Undang-Undang Nomor 5 Tahun 1999 tentang Larangan Praktek Monopoli dan Persaingan Usaha Tidak Sehat (UU Antimonopoli dan Persaingan Usaha Tidak Sehat) mengatur sejumlah perjanjian yang dilarang. Untuk mengetahui sebuah perjanjian antara pelaku usaha mengandung unsur-unsur yang dilarang menurut prinsip anti monopoli dan persaingan usaha tidak sehat, terdapat beberapa pendekatan yang bisa digunakan oleh lembaga otoritas persaingan usaha. Salah satunya adalah pendekatan rule of reason.
Andi Fahmi Lubis, dkk dalam Hukum Persaingan Usaha Buku Teks, (2017:66) menjelaskan bahwa pendekatan rule of reason adalah suatu pendekatan yang digunakan oleh lembaga otoritas persaingan untuk membuat evaluasi mengenai akibat perjanjian atau kegiatan usaha tertentu, guna menentukan apakah suatu perjanjian atau kegiatan tersebut bersifat menghambat atau mendukung persaingan usaha.

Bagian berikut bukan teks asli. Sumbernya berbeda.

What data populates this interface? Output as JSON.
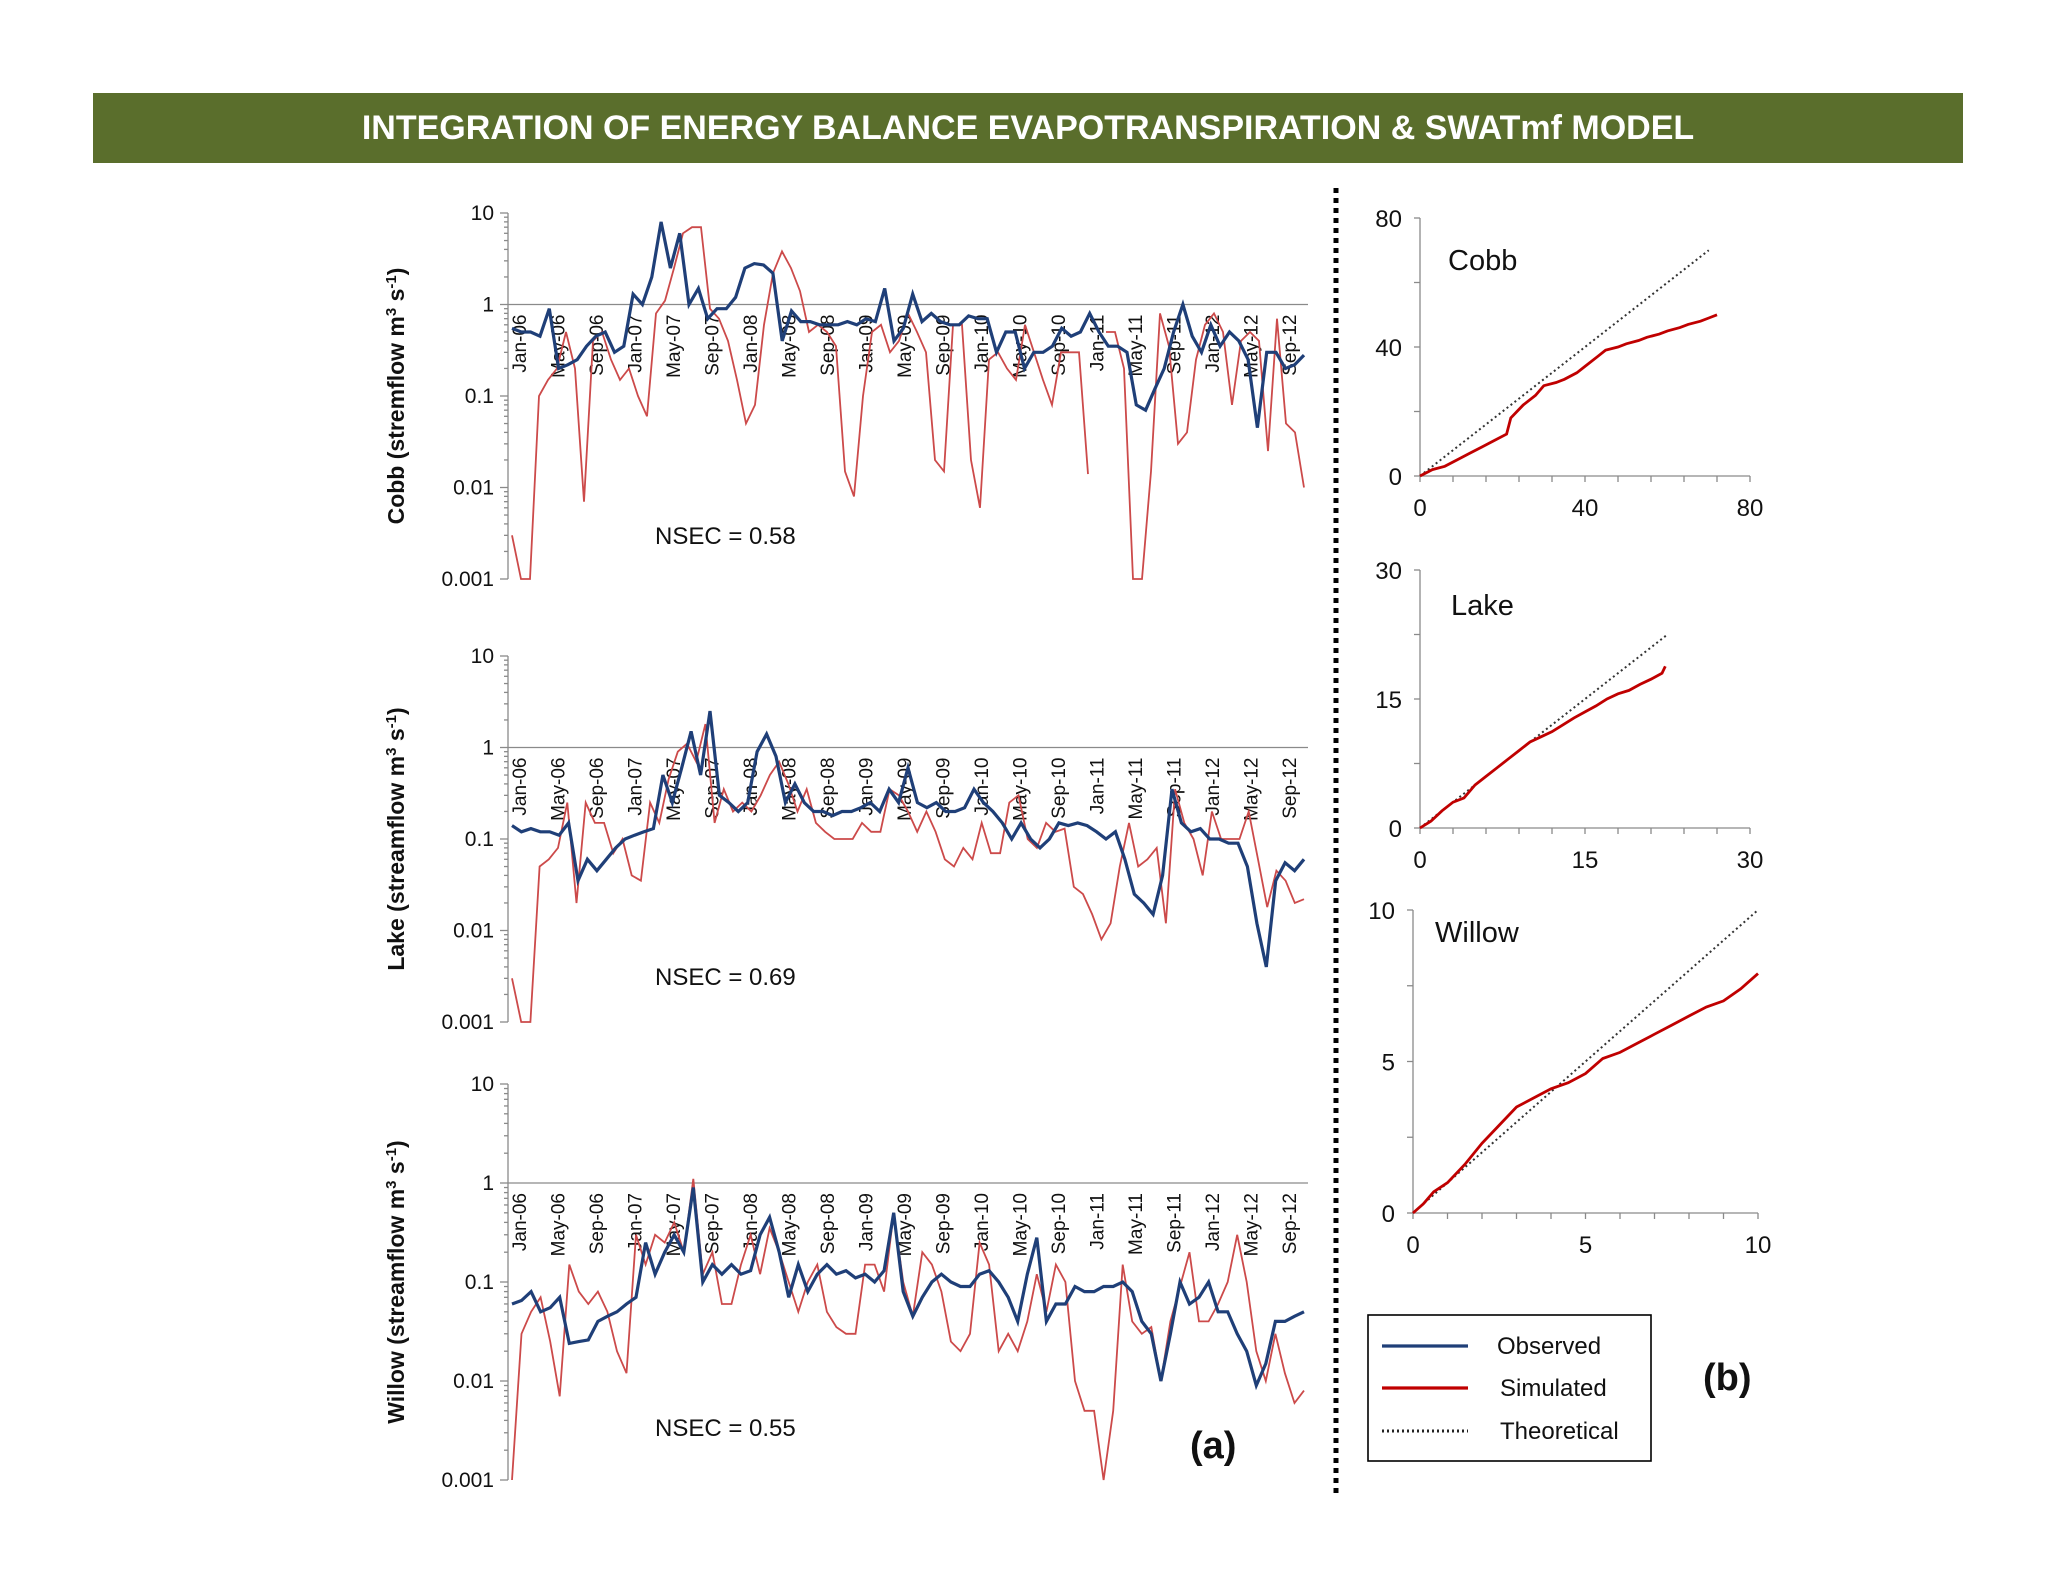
{
  "banner": {
    "title": "INTEGRATION OF ENERGY BALANCE EVAPOTRANSPIRATION & SWATmf MODEL"
  },
  "panel_labels": {
    "a": "(a)",
    "b": "(b)"
  },
  "legend": {
    "observed": "Observed",
    "simulated": "Simulated",
    "theoretical": "Theoretical"
  },
  "colors": {
    "observed": "#1f3f78",
    "simulated": "#c00000",
    "banner": "#5a6e2c"
  },
  "chart_data": [
    {
      "id": "cobb-ts",
      "type": "line",
      "ylabel": "Cobb (stremflow  m³ s⁻¹)",
      "ylabel_parts": {
        "pre": "Cobb (stremflow  m",
        "sup1": "3",
        "mid": " s",
        "sup2": "-1",
        "post": ")"
      },
      "yscale": "log",
      "ylim": [
        0.001,
        10
      ],
      "yticks": [
        "10",
        "1",
        "0.1",
        "0.01",
        "0.001"
      ],
      "xticks": [
        "Jan-06",
        "May-06",
        "Sep-06",
        "Jan-07",
        "May-07",
        "Sep-07",
        "Jan-08",
        "May-08",
        "Sep-08",
        "Jan-09",
        "May-09",
        "Sep-09",
        "Jan-10",
        "May-10",
        "Sep-10",
        "Jan-11",
        "May-11",
        "Sep-11",
        "Jan-12",
        "May-12",
        "Sep-12"
      ],
      "annotation": "NSEC = 0.58",
      "series": [
        {
          "name": "Observed",
          "values": [
            0.55,
            0.5,
            0.5,
            0.45,
            0.9,
            0.2,
            0.22,
            0.25,
            0.35,
            0.45,
            0.5,
            0.3,
            0.35,
            1.3,
            1.0,
            2,
            8,
            2.5,
            6,
            1.0,
            1.5,
            0.7,
            0.9,
            0.9,
            1.2,
            2.5,
            2.8,
            2.7,
            2.2,
            0.4,
            0.85,
            0.65,
            0.65,
            0.6,
            0.6,
            0.6,
            0.65,
            0.6,
            0.7,
            0.65,
            1.5,
            0.4,
            0.55,
            1.3,
            0.65,
            0.8,
            0.65,
            0.6,
            0.6,
            0.75,
            0.7,
            0.7,
            0.3,
            0.5,
            0.5,
            0.2,
            0.3,
            0.3,
            0.35,
            0.55,
            0.45,
            0.5,
            0.8,
            0.5,
            0.35,
            0.35,
            0.3,
            0.08,
            0.07,
            0.12,
            0.2,
            0.5,
            1.0,
            0.45,
            0.3,
            0.6,
            0.35,
            0.5,
            0.4,
            0.25,
            0.045,
            0.3,
            0.3,
            0.2,
            0.22,
            0.28
          ]
        },
        {
          "name": "Simulated",
          "values": [
            0.003,
            0.001,
            0.001,
            0.1,
            0.15,
            0.2,
            0.5,
            0.2,
            0.007,
            0.4,
            0.5,
            0.25,
            0.15,
            0.2,
            0.1,
            0.06,
            0.8,
            1.1,
            2.5,
            6,
            7,
            7,
            0.9,
            0.7,
            0.4,
            0.15,
            0.05,
            0.08,
            0.6,
            2.2,
            3.8,
            2.5,
            1.4,
            0.5,
            0.6,
            0.5,
            0.35,
            0.015,
            0.008,
            0.1,
            0.5,
            0.6,
            0.3,
            0.4,
            0.8,
            0.5,
            0.3,
            0.02,
            0.015,
            0.6,
            0.6,
            0.02,
            0.006,
            0.25,
            0.3,
            0.2,
            0.15,
            0.6,
            0.3,
            0.15,
            0.08,
            0.3,
            0.3,
            0.3,
            0.014,
            null,
            0.5,
            0.5,
            0.2,
            0.001,
            0.001,
            0.015,
            0.8,
            0.35,
            0.03,
            0.04,
            0.25,
            0.6,
            0.8,
            0.5,
            0.08,
            0.4,
            0.5,
            0.4,
            0.025,
            0.7,
            0.05,
            0.04,
            0.01
          ]
        }
      ]
    },
    {
      "id": "lake-ts",
      "type": "line",
      "ylabel": "Lake (streamflow  m³ s⁻¹)",
      "ylabel_parts": {
        "pre": "Lake (streamflow  m",
        "sup1": "3",
        "mid": " s",
        "sup2": "-1",
        "post": ")"
      },
      "yscale": "log",
      "ylim": [
        0.001,
        10
      ],
      "yticks": [
        "10",
        "1",
        "0.1",
        "0.01",
        "0.001"
      ],
      "xticks": [
        "Jan-06",
        "May-06",
        "Sep-06",
        "Jan-07",
        "May-07",
        "Sep-07",
        "Jan-08",
        "May-08",
        "Sep-08",
        "Jan-09",
        "May-09",
        "Sep-09",
        "Jan-10",
        "May-10",
        "Sep-10",
        "Jan-11",
        "May-11",
        "Sep-11",
        "Jan-12",
        "May-12",
        "Sep-12"
      ],
      "annotation": "NSEC = 0.69",
      "series": [
        {
          "name": "Observed",
          "values": [
            0.14,
            0.12,
            0.13,
            0.12,
            0.12,
            0.11,
            0.15,
            0.035,
            0.06,
            0.045,
            0.06,
            0.08,
            0.1,
            0.11,
            0.12,
            0.13,
            0.5,
            0.25,
            0.6,
            1.5,
            0.5,
            2.5,
            0.3,
            0.25,
            0.2,
            0.25,
            0.9,
            1.4,
            0.8,
            0.25,
            0.4,
            0.25,
            0.2,
            0.2,
            0.18,
            0.2,
            0.2,
            0.22,
            0.25,
            0.2,
            0.35,
            0.25,
            0.6,
            0.25,
            0.22,
            0.25,
            0.2,
            0.2,
            0.22,
            0.35,
            0.25,
            0.2,
            0.15,
            0.1,
            0.15,
            0.1,
            0.08,
            0.1,
            0.15,
            0.14,
            0.15,
            0.14,
            0.12,
            0.1,
            0.12,
            0.06,
            0.025,
            0.02,
            0.015,
            0.04,
            0.35,
            0.15,
            0.12,
            0.13,
            0.1,
            0.1,
            0.09,
            0.09,
            0.05,
            0.012,
            0.004,
            0.035,
            0.055,
            0.045,
            0.06
          ]
        },
        {
          "name": "Simulated",
          "values": [
            0.003,
            0.001,
            0.001,
            0.05,
            0.06,
            0.08,
            0.25,
            0.02,
            0.25,
            0.15,
            0.15,
            0.07,
            0.1,
            0.04,
            0.035,
            0.25,
            0.15,
            0.45,
            0.9,
            1.1,
            0.7,
            1.8,
            0.15,
            0.35,
            0.2,
            0.25,
            0.2,
            0.3,
            0.5,
            0.7,
            0.4,
            0.2,
            0.35,
            0.15,
            0.12,
            0.1,
            0.1,
            0.1,
            0.15,
            0.12,
            0.12,
            0.35,
            0.3,
            0.2,
            0.12,
            0.2,
            0.12,
            0.06,
            0.05,
            0.08,
            0.06,
            0.15,
            0.07,
            0.07,
            0.25,
            0.3,
            0.1,
            0.08,
            0.15,
            0.12,
            0.13,
            0.03,
            0.025,
            0.015,
            0.008,
            0.012,
            0.05,
            0.15,
            0.05,
            0.06,
            0.08,
            0.012,
            0.35,
            0.15,
            0.1,
            0.04,
            0.2,
            0.1,
            0.1,
            0.1,
            0.2,
            0.06,
            0.018,
            0.045,
            0.035,
            0.02,
            0.022
          ]
        }
      ]
    },
    {
      "id": "willow-ts",
      "type": "line",
      "ylabel": "Willow (streamflow  m³ s⁻¹)",
      "ylabel_parts": {
        "pre": "Willow (streamflow  m",
        "sup1": "3",
        "mid": " s",
        "sup2": "-1",
        "post": ")"
      },
      "yscale": "log",
      "ylim": [
        0.001,
        10
      ],
      "yticks": [
        "10",
        "1",
        "0.1",
        "0.01",
        "0.001"
      ],
      "xticks": [
        "Jan-06",
        "May-06",
        "Sep-06",
        "Jan-07",
        "May-07",
        "Sep-07",
        "Jan-08",
        "May-08",
        "Sep-08",
        "Jan-09",
        "May-09",
        "Sep-09",
        "Jan-10",
        "May-10",
        "Sep-10",
        "Jan-11",
        "May-11",
        "Sep-11",
        "Jan-12",
        "May-12",
        "Sep-12"
      ],
      "annotation": "NSEC = 0.55",
      "series": [
        {
          "name": "Observed",
          "values": [
            0.06,
            0.065,
            0.08,
            0.05,
            0.055,
            0.07,
            0.024,
            0.025,
            0.026,
            0.04,
            0.045,
            0.05,
            0.06,
            0.07,
            0.25,
            0.12,
            0.2,
            0.3,
            0.2,
            0.9,
            0.1,
            0.15,
            0.12,
            0.15,
            0.12,
            0.13,
            0.3,
            0.45,
            0.2,
            0.07,
            0.15,
            0.08,
            0.12,
            0.15,
            0.12,
            0.13,
            0.11,
            0.12,
            0.1,
            0.13,
            0.5,
            0.08,
            0.045,
            0.07,
            0.1,
            0.12,
            0.1,
            0.09,
            0.09,
            0.12,
            0.13,
            0.1,
            0.07,
            0.04,
            0.12,
            0.28,
            0.04,
            0.06,
            0.06,
            0.09,
            0.08,
            0.08,
            0.09,
            0.09,
            0.1,
            0.08,
            0.04,
            0.03,
            0.01,
            0.03,
            0.1,
            0.06,
            0.07,
            0.1,
            0.05,
            0.05,
            0.03,
            0.02,
            0.009,
            0.015,
            0.04,
            0.04,
            0.045,
            0.05
          ]
        },
        {
          "name": "Simulated",
          "values": [
            0.001,
            0.03,
            0.05,
            0.07,
            0.025,
            0.007,
            0.15,
            0.08,
            0.06,
            0.08,
            0.05,
            0.02,
            0.012,
            0.3,
            0.15,
            0.3,
            0.25,
            0.4,
            0.2,
            1.1,
            0.12,
            0.2,
            0.06,
            0.06,
            0.15,
            0.3,
            0.12,
            0.35,
            0.2,
            0.1,
            0.05,
            0.1,
            0.15,
            0.05,
            0.035,
            0.03,
            0.03,
            0.15,
            0.15,
            0.08,
            0.5,
            0.1,
            0.045,
            0.2,
            0.15,
            0.08,
            0.025,
            0.02,
            0.03,
            0.25,
            0.15,
            0.02,
            0.03,
            0.02,
            0.04,
            0.12,
            0.05,
            0.15,
            0.1,
            0.01,
            0.005,
            0.005,
            0.001,
            0.005,
            0.15,
            0.04,
            0.03,
            0.035,
            0.01,
            0.04,
            0.09,
            0.2,
            0.04,
            0.04,
            0.06,
            0.1,
            0.3,
            0.1,
            0.02,
            0.01,
            0.03,
            0.012,
            0.006,
            0.008
          ]
        }
      ]
    },
    {
      "id": "cobb-cum",
      "type": "line",
      "title": "Cobb",
      "xlim": [
        0,
        80
      ],
      "ylim": [
        0,
        80
      ],
      "xticks": [
        "0",
        "40",
        "80"
      ],
      "yticks": [
        "80",
        "40",
        "0"
      ],
      "series": [
        {
          "name": "Simulated",
          "x": [
            0,
            3,
            6,
            9,
            12,
            15,
            18,
            21,
            22,
            25,
            28,
            30,
            33,
            35,
            38,
            40,
            43,
            45,
            48,
            50,
            53,
            55,
            58,
            60,
            63,
            65,
            68,
            70,
            72
          ],
          "y": [
            0,
            2,
            3,
            5,
            7,
            9,
            11,
            13,
            18,
            22,
            25,
            28,
            29,
            30,
            32,
            34,
            37,
            39,
            40,
            41,
            42,
            43,
            44,
            45,
            46,
            47,
            48,
            49,
            50
          ]
        },
        {
          "name": "Theoretical",
          "x": [
            0,
            70
          ],
          "y": [
            0,
            70
          ]
        }
      ]
    },
    {
      "id": "lake-cum",
      "type": "line",
      "title": "Lake",
      "xlim": [
        0,
        30
      ],
      "ylim": [
        0,
        30
      ],
      "xticks": [
        "0",
        "15",
        "30"
      ],
      "yticks": [
        "30",
        "15",
        "0"
      ],
      "series": [
        {
          "name": "Simulated",
          "x": [
            0,
            1,
            2,
            3,
            4,
            5,
            6,
            7,
            8,
            9,
            10,
            11,
            12,
            13,
            14,
            15,
            16,
            17,
            18,
            19,
            20,
            21,
            22,
            22.3
          ],
          "y": [
            0,
            0.8,
            2,
            3,
            3.5,
            5,
            6,
            7,
            8,
            9,
            10,
            10.6,
            11.2,
            12,
            12.8,
            13.5,
            14.2,
            15,
            15.6,
            16,
            16.7,
            17.3,
            18,
            18.8
          ]
        },
        {
          "name": "Theoretical",
          "x": [
            0,
            22.5
          ],
          "y": [
            0,
            22.5
          ]
        }
      ]
    },
    {
      "id": "willow-cum",
      "type": "line",
      "title": "Willow",
      "xlim": [
        0,
        10
      ],
      "ylim": [
        0,
        10
      ],
      "xticks": [
        "0",
        "5",
        "10"
      ],
      "yticks": [
        "10",
        "5",
        "0"
      ],
      "series": [
        {
          "name": "Simulated",
          "x": [
            0,
            0.3,
            0.6,
            1,
            1.5,
            2,
            2.5,
            3,
            3.5,
            4,
            4.5,
            5,
            5.5,
            6,
            6.5,
            7,
            7.5,
            8,
            8.5,
            9,
            9.5,
            10
          ],
          "y": [
            0,
            0.3,
            0.7,
            1,
            1.6,
            2.3,
            2.9,
            3.5,
            3.8,
            4.1,
            4.3,
            4.6,
            5.1,
            5.3,
            5.6,
            5.9,
            6.2,
            6.5,
            6.8,
            7.0,
            7.4,
            7.9
          ]
        },
        {
          "name": "Theoretical",
          "x": [
            0,
            10
          ],
          "y": [
            0,
            10
          ]
        }
      ]
    }
  ]
}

Ernest Gellhorn dan William E. Kovacic sebagaimana dikutip Andi Fahmi Lubis menyatakan bahwa rule of reason merupakan standar yang membolehkan pengadilan untuk menilai ketidakjelasan atau tingkatan-tingkatan dari pengaruh persaingan.
Dalam menerapkan suatu standard of reason untuk menilai suatu kesepakatan terlarang yang dinyatakan sebagai hambatan dalam perdagangan, dapat dikaji antara lain melalui tujuan dari kesepakatan tersebut, karakter (misalnya kekuatan) dari para pihak, dan akibat penting yang ditimbulkan dari perbuatan tersebut.